Von Tresckow pleegde na de mislukte aanslag van 20 juli 1944 zelfmoord. Von Gersdorff overleefde de oorlog en schreef in zijn memoires dat hij pas in de herfst van 1941 van de oorlogsmisdaden had vernomen. Zijn herinneringen hebben het beeld geschapen van de ”opstand van het geweten”.

De documenten die Hürter vond, plaatsen Von Gersdorff en de andere Wehrmachtofficieren in een ander daglicht en werpen verschillende vragen op. Als ze hebben geweten van de Holocaust, was de morele verontwaardiging daarover dan wel een motief om een moordaanslag op Hitler te plegen? Wilden ze de Führer soms ombrengen omdat de oorlog niet naar wens verliep? Hürter: „Ik stelde mij in ieder geval de vraag waarom Von Gersdorff niet de waarheid sprak. Waarom zei hij niet gewoonweg: „In juli 1941 wisten we van de massamoord op Joodse mannen en pas in het najaar van 1941 van de moord op Joodse vrouwen en kinderen.””

Volgens de medewerker van het Institut für Zeitgeschichte rekende het officierskorps bij de inval in juni 1941 op een snelle overwinning op de Sovjet-Unie. „Men verwachtte dat het in twee, drie maanden afgelopen zou zijn. Het Rode Leger bestond in de ogen van de Wehrmacht uit eenvoudige soldaten die werden aangevoerd door fanatieke functionarissen. Als het Duitse leger die functionarissen zou uitschakelen, zou het gebeurd zijn met het Sovjetleger.”

Hitler en met hem de Duitsers waren van mening dat die functionarissen voor een groot deel van Joodse afkomst waren, aldus Hürter. „Het Duitse opperbevel was vanuit militair oogpunt er daarom voorstander van alle weerbare Joodse mannen uit te schakelen. Dat konden immers functionarissen zijn. De executies van de Joodse mannen in de eerste weken zag men als een middel om de oorlog snel te beëindigen. Toen de SS in de herfst van 1941 ook massaal vrouwen en kinderen ging neerschieten, zei men: „Dit gaat te ver.””

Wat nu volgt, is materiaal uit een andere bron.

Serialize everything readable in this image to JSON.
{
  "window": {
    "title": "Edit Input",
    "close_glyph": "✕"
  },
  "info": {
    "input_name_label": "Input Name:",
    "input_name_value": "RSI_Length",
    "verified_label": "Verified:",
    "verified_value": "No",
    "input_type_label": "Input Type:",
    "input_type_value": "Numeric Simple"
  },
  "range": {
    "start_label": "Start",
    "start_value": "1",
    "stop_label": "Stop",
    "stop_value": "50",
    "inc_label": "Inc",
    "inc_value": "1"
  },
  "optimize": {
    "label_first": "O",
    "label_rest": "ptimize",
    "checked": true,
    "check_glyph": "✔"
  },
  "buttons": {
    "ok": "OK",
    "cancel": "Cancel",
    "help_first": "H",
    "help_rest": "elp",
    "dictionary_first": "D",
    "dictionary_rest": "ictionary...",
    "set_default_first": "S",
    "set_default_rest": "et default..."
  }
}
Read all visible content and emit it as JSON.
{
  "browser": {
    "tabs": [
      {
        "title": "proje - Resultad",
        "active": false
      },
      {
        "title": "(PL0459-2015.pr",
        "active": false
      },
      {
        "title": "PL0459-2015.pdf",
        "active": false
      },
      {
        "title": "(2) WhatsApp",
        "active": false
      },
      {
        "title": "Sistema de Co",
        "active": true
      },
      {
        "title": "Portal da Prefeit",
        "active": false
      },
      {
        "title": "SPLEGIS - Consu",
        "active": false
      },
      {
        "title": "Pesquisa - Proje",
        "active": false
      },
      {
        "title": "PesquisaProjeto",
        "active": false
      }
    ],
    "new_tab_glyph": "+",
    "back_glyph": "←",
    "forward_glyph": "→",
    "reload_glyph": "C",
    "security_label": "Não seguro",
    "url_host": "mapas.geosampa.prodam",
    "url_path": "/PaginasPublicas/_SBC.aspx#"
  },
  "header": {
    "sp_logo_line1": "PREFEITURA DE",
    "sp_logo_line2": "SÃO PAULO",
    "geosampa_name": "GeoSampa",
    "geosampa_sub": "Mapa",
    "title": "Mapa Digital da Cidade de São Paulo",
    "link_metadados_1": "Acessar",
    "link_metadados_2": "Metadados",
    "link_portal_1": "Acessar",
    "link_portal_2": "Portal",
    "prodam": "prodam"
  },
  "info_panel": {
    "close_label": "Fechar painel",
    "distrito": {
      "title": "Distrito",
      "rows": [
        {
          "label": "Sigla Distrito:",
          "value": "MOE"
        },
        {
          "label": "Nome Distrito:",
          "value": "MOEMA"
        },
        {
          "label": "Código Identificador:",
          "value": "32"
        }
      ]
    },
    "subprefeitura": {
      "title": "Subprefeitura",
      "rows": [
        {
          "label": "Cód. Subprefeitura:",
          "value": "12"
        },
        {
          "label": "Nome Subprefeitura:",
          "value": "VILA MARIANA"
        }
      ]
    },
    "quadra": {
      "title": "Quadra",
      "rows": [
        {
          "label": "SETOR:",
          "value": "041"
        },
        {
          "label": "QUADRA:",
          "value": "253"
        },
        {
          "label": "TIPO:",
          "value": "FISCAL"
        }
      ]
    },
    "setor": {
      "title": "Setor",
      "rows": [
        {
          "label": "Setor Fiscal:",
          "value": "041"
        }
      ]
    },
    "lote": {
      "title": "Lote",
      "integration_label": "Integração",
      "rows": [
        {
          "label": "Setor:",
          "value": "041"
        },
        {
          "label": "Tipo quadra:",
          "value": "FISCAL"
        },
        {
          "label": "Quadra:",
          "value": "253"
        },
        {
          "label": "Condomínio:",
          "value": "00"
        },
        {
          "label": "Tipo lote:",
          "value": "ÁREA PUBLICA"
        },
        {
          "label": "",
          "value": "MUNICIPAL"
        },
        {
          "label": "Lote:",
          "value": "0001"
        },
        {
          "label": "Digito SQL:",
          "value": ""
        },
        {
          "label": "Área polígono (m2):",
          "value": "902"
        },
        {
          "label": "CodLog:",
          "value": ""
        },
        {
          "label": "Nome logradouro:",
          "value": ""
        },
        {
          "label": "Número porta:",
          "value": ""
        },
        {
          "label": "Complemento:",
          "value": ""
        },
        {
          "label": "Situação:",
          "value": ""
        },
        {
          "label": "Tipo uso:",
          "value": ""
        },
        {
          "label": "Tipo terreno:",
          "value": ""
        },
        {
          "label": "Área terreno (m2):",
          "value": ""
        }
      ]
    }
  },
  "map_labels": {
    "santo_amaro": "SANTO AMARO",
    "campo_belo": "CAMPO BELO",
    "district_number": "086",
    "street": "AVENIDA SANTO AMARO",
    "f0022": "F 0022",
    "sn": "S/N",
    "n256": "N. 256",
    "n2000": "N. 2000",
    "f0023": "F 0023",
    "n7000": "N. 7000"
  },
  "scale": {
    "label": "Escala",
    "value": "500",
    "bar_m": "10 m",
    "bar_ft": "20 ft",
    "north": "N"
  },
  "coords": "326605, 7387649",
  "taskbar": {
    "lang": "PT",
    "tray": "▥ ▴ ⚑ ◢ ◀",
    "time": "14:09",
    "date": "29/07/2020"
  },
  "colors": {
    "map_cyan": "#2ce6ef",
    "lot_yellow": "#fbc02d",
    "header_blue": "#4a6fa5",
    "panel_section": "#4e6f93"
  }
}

Ze hadden dus wel een geweten?

„Inderdaad. Dat ze die aanslag pleegden, getuigt van moed. Dat is ook vandaag de dag nog bewonderenswaardig. Maar, zo vraag ik dan, waarom doet men alsof deze officieren als antinazi’s werden geboren?”

Geeft u zelf het antwoord maar.

„Wat speelt is dat de samenzweerders in de eerste jaren na de oorlog door de bevolking als verraders werden gezien. In de jaren vijftig heeft het de nodige moeite gekost de Duitsers aan het verstand te brengen dat het helden waren die zich tegen de naziterreur hebben gekeerd. Hitler en zijn aanhangers waren de verraders die Duitsland voor altijd hebben geruïneerd. Om bij de bevolking die andere houding tot stand te brengen, heeft men de morele motieven naar voren gehaald. Daarin is men te ver gegaan. Natuurlijk waren er morele motieven, maar er waren ook politieke en militaire motieven om een einde aan het leven van Hitler te maken.”

Reacties op Hürters visie konden niet uitblijven. Een oudere collega van hem bij het Institut für Zeitgeschichte, Hermann Graml, wees de documenten die Hürter opdook van de hand en verwees naar het hoge ethos van de samenzweerders. Hürter: „Graml is een van de historici die na de oorlog aan het publiek moesten duidelijk maken dat de samenzweerders geen verraders waren, maar moedige en goede mensen.”

RD.nl in uw mailbox?

Ontvang onze wekelijkse nieuwsbrief om op de hoogte te blijven.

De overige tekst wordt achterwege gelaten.